Eve nodded. She was still trying to recover her breath. She started for the door the attendant had indicated, to the right of a large arrow and the sign Ladies.
“Wait,” Sonny blustered. “I wanna meet this therapist.”
The attendant said, “Sir, if you’d care to wait till she’s done, if you could just have a seat… Or else you can come back for her-whichever you prefer. Should be ‘bout half an hour.”
“How about if I bring-?” She looked at the attendant.
“Name’s Marcie,” he supplied.
“Okay, I’ll have her come out afterward so you can meet her. Is that all right?”

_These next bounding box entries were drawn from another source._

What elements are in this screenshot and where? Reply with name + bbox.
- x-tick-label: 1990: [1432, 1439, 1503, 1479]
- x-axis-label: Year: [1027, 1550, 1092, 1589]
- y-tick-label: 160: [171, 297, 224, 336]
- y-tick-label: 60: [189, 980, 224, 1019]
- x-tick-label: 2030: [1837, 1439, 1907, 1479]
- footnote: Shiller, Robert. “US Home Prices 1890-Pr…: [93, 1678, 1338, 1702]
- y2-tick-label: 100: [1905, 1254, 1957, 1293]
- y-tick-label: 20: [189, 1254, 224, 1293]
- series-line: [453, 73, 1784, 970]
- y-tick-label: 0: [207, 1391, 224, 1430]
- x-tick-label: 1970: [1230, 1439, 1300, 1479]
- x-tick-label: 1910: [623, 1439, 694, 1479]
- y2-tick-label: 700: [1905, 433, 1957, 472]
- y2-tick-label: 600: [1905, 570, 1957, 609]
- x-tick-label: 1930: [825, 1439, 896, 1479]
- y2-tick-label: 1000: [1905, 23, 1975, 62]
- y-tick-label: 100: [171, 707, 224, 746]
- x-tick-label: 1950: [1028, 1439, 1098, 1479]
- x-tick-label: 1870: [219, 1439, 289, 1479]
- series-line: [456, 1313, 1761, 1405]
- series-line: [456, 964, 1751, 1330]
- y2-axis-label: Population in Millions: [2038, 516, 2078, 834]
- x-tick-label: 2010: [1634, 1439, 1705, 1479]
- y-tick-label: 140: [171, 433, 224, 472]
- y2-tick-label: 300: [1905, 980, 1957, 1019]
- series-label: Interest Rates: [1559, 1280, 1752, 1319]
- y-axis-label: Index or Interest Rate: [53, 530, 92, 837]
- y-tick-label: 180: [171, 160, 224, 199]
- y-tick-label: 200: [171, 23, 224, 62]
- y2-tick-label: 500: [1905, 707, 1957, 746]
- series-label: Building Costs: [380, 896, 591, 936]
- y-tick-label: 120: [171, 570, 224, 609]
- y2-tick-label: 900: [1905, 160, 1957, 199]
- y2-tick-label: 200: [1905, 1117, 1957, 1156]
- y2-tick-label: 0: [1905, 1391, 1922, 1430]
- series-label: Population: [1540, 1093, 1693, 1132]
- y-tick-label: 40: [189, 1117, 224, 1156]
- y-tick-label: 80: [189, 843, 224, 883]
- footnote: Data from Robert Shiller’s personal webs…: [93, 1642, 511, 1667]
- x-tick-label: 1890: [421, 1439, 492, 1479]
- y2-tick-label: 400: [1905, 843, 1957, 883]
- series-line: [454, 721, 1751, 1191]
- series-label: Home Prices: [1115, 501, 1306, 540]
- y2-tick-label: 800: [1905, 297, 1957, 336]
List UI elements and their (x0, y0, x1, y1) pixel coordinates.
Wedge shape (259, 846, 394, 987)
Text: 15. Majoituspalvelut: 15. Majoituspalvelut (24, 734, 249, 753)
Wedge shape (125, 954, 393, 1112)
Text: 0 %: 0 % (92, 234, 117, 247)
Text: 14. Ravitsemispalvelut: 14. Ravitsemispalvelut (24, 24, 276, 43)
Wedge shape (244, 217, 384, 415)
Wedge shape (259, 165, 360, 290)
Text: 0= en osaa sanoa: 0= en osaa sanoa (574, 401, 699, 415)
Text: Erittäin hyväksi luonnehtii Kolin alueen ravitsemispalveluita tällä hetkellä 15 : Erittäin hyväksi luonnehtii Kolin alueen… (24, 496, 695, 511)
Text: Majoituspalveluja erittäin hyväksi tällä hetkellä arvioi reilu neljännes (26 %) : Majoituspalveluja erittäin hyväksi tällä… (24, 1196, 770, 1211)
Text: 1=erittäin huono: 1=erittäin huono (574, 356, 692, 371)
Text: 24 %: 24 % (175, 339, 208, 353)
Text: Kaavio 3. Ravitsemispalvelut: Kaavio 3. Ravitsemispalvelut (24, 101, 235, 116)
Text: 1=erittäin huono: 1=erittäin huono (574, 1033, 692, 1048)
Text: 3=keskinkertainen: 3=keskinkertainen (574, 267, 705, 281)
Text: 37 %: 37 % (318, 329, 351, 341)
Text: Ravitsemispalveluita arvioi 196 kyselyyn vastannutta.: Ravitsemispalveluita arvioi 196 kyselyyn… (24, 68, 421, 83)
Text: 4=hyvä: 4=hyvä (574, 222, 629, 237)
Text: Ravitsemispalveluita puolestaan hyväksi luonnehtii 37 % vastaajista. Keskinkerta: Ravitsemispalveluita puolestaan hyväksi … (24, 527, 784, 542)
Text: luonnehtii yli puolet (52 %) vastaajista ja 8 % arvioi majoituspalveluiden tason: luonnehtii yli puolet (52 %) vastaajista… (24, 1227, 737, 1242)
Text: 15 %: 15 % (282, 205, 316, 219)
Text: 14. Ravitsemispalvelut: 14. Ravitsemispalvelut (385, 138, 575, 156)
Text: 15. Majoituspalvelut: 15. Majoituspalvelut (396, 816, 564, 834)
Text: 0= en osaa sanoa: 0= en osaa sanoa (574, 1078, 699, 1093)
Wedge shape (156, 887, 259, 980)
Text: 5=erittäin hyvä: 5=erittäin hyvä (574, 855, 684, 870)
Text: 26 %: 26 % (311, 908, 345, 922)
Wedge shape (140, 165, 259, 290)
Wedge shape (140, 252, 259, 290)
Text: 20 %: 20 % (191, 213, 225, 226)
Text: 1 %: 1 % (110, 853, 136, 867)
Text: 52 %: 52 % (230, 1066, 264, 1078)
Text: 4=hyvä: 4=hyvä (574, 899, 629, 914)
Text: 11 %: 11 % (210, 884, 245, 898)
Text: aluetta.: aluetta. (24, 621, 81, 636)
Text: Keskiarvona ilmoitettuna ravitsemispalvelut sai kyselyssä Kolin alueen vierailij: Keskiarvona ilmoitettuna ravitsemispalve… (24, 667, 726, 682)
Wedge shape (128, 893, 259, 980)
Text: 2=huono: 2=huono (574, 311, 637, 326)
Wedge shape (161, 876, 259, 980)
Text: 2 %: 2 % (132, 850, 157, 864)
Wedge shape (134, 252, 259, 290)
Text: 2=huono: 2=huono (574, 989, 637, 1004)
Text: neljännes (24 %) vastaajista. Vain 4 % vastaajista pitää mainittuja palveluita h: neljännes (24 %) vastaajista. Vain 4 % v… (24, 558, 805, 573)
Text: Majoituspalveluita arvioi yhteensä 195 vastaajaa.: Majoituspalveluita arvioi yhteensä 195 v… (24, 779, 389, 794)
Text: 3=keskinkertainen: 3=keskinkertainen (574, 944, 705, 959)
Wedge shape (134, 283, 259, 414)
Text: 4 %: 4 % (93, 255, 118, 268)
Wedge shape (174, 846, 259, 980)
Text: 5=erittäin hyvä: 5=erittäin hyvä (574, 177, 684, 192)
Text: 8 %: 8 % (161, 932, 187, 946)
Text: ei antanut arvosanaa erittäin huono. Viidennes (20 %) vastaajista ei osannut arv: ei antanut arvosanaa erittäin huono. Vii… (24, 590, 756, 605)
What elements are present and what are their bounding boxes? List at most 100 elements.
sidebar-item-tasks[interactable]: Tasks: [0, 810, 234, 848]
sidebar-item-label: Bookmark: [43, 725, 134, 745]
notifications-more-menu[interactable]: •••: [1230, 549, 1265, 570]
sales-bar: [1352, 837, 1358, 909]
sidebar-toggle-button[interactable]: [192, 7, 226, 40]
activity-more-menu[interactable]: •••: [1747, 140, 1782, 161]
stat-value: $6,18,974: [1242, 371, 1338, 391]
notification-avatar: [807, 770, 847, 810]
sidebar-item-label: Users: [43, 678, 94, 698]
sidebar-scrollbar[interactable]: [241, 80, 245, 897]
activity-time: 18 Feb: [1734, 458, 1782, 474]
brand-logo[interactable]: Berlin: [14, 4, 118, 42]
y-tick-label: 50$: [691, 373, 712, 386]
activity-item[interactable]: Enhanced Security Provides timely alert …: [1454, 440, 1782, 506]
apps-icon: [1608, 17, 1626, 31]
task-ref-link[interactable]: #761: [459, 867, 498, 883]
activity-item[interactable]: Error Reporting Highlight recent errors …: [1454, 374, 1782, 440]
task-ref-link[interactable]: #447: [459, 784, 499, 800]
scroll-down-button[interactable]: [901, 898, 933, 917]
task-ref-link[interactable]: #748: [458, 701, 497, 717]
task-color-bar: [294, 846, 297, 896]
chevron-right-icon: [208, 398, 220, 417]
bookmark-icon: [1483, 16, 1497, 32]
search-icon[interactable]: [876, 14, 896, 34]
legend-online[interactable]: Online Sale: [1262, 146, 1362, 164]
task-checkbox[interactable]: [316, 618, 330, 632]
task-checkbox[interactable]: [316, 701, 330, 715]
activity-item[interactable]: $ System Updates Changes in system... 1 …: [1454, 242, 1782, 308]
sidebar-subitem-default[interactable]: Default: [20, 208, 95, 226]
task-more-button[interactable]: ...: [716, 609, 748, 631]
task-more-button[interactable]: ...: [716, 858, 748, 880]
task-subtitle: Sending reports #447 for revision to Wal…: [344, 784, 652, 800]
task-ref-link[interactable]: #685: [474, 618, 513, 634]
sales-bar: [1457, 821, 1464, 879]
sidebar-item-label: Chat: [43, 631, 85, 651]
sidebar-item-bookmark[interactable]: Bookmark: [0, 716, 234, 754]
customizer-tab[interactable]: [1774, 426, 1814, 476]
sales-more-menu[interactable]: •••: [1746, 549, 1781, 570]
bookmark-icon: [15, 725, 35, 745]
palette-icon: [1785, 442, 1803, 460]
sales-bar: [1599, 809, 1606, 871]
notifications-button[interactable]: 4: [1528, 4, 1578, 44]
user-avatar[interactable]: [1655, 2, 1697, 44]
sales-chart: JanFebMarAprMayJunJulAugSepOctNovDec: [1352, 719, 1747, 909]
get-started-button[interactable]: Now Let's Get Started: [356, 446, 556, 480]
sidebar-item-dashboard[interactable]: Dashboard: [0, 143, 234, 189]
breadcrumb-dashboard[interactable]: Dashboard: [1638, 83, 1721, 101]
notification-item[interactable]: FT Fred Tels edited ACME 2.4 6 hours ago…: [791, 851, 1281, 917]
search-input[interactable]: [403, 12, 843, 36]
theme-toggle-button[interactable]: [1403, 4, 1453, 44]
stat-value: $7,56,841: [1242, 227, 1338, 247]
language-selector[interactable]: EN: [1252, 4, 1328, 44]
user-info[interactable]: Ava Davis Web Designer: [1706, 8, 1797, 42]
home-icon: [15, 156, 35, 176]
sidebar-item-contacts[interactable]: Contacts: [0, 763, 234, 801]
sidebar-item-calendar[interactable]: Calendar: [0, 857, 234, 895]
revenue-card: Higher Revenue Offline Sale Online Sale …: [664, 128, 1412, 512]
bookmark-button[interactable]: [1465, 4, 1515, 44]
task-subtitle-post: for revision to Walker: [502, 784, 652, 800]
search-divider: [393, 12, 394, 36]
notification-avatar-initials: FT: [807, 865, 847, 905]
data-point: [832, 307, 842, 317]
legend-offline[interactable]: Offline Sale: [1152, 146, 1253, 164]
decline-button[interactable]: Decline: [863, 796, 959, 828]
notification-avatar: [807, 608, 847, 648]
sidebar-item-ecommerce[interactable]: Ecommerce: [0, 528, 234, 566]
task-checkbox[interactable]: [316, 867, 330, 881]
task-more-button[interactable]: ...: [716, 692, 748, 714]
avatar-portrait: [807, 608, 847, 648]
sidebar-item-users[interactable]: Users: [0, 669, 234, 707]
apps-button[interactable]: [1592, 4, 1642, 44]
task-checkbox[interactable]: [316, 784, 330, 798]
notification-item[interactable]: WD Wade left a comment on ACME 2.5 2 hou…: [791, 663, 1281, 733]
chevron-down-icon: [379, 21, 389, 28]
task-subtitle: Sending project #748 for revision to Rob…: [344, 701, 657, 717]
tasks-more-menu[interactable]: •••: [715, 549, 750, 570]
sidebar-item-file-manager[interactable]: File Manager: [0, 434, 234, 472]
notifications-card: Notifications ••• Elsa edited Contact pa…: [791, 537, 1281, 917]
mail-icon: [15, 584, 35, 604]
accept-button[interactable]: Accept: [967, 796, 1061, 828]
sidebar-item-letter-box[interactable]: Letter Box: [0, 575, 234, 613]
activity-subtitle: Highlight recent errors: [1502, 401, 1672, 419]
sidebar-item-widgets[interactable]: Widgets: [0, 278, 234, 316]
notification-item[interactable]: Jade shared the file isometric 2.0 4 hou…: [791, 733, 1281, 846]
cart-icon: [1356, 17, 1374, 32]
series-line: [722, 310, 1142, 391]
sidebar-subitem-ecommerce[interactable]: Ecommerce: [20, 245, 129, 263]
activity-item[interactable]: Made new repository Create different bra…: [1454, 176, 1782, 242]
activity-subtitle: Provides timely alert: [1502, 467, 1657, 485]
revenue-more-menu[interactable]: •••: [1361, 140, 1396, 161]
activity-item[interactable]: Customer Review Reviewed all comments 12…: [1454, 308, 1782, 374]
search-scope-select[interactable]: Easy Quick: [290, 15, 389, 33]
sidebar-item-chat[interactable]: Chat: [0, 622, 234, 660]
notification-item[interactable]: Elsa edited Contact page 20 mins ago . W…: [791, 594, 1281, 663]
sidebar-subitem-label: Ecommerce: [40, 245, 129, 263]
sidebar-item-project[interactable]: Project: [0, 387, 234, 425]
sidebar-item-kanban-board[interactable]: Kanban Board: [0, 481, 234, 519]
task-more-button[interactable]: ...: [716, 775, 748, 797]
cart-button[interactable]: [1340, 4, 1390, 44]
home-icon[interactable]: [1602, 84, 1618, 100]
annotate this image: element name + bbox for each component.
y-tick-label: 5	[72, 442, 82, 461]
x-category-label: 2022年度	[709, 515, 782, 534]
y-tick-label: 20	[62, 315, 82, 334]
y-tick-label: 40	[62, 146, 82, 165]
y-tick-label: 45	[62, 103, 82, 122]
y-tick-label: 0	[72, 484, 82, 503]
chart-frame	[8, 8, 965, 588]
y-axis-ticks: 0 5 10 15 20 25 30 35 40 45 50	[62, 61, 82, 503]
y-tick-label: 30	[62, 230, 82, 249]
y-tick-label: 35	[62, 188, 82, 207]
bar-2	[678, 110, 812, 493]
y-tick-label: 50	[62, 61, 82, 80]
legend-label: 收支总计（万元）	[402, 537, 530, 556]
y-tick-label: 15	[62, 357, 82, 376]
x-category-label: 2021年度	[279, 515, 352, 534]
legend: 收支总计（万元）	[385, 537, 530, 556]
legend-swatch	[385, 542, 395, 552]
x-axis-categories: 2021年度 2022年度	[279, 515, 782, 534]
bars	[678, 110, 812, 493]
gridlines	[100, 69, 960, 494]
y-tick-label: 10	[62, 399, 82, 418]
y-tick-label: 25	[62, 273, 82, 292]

“Just want to make sure she knows what she’s doing,” Sonny said gruffly. “Don’t want some quack messing around with my girl.” He stroked her arm, then leaned over and kissed her forehead. “Go on-get it over with. I’ll be waiting.”
Eve whispered, “Okay,” breathless as a child. She picked up her bag and walked through the swinging door, and instantly was slapped in the face by the humidity and swamped by the unmistakable smells of the gym-sweat and steam and disinfectant and oil of wintergreen. Her knees felt weak, as though she’d just had a bad fright, or narrowly avoided an accident.
She placed her bag on a bench in front of an empty locker and undressed quickly, putting on the one-piece bathing suit she’d just bought, and her new warm-ups over that. And all the while her heart was pounding, and her mind kept replaying the words, Oh my God…my God-it’s Jake.